Commenting in a statement, CEO Arto Nummela, flagged factors such as the Nokia 6’s design, durability, entertainment and display features. “The Nokia 6 is a result of listening to our consumers who desire a beautifully crafted handset with exceptional durability, entertainment and display features,” he said.

Why is HMD focusing on China?
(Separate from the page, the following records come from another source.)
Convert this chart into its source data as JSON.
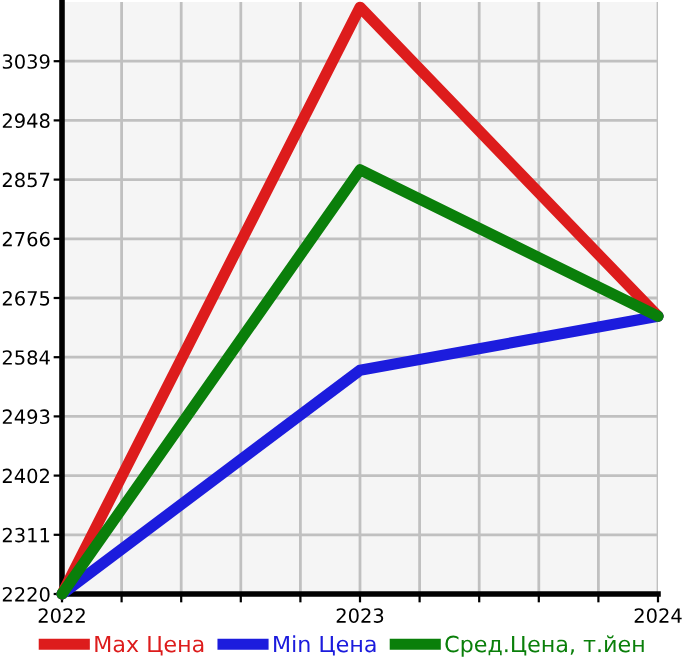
{
  "chart_data": {
    "type": "line",
    "x": [
      2022,
      2023,
      2024
    ],
    "series": [
      {
        "name": "Max Цена",
        "color": "#dd1c1c",
        "values": [
          2220,
          3122,
          2647
        ]
      },
      {
        "name": "Min Цена",
        "color": "#1c1cdd",
        "values": [
          2220,
          2564,
          2647
        ]
      },
      {
        "name": "Сред.Цена, т.йен",
        "color": "#0a7f0a",
        "values": [
          2220,
          2872,
          2647
        ]
      }
    ],
    "xlim": [
      2022,
      2024
    ],
    "xticks": [
      2022,
      {
        "value": 2022.2,
        "label": null
      },
      {
        "value": 2022.4,
        "label": null
      },
      {
        "value": 2022.6,
        "label": null
      },
      {
        "value": 2022.8,
        "label": null
      },
      2023,
      {
        "value": 2023.2,
        "label": null
      },
      {
        "value": 2023.4,
        "label": null
      },
      {
        "value": 2023.6,
        "label": null
      },
      {
        "value": 2023.8,
        "label": null
      },
      2024
    ],
    "ylim": [
      2220,
      3130
    ],
    "yticks": [
      2220,
      2311,
      2402,
      2493,
      2584,
      2675,
      2766,
      2857,
      2948,
      3039
    ],
    "grid": true,
    "legend": "bottom",
    "marker": "none",
    "line_style": "solid"
  }
}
It points to the size of the smartphone market — 552M+ users last year, with projected growth to 593M+ in 2017 — calling it “strategically important”. So this is absolutely about seeking to drive volume sales in a market that still has some growth potential, which, given what can even be size zero Android OEM margins these days, is as you’d expect.

Nummela goes on to suggest HMD will be expanding its portfolio quickly with additional handsets in the coming months — so again, it looks to be gearing up to push for volume sales.

“Our ambition is to deliver a premium product, which meets consumer needs at every price point, in every market,” he said. “We start today, with our premium, high quality Nokia 6; built to deliver a fantastic core user experience for Chinese consumers. We look forward to unveiling further products in the first half of this year.”

The fiercely competitive phone making space has not been kind to many a seasoned hardware firm in recent years. So it remains to be seen whether a Finnish Nokia IP licensing vehicle will find fairer business fortunes here or be forced to watch a veteran brand being drowned out amid all the noise.

According to Strategy Analytics’ 2016 Q3 smartphone market report, three of the top five device makers hailed from China — with fast-growing local challenger OEMs such as OPPO, Vivo and LeEco taking share from larger firm Huawei, for example.

The analyst dubbed competition in the Chinese market as “intense”, noting that Huawei’s growth more than halved in the quarter owing to this clutch of domestic rivals. HMD will clearly be hoping to add its name to the list of rising challenges in future years.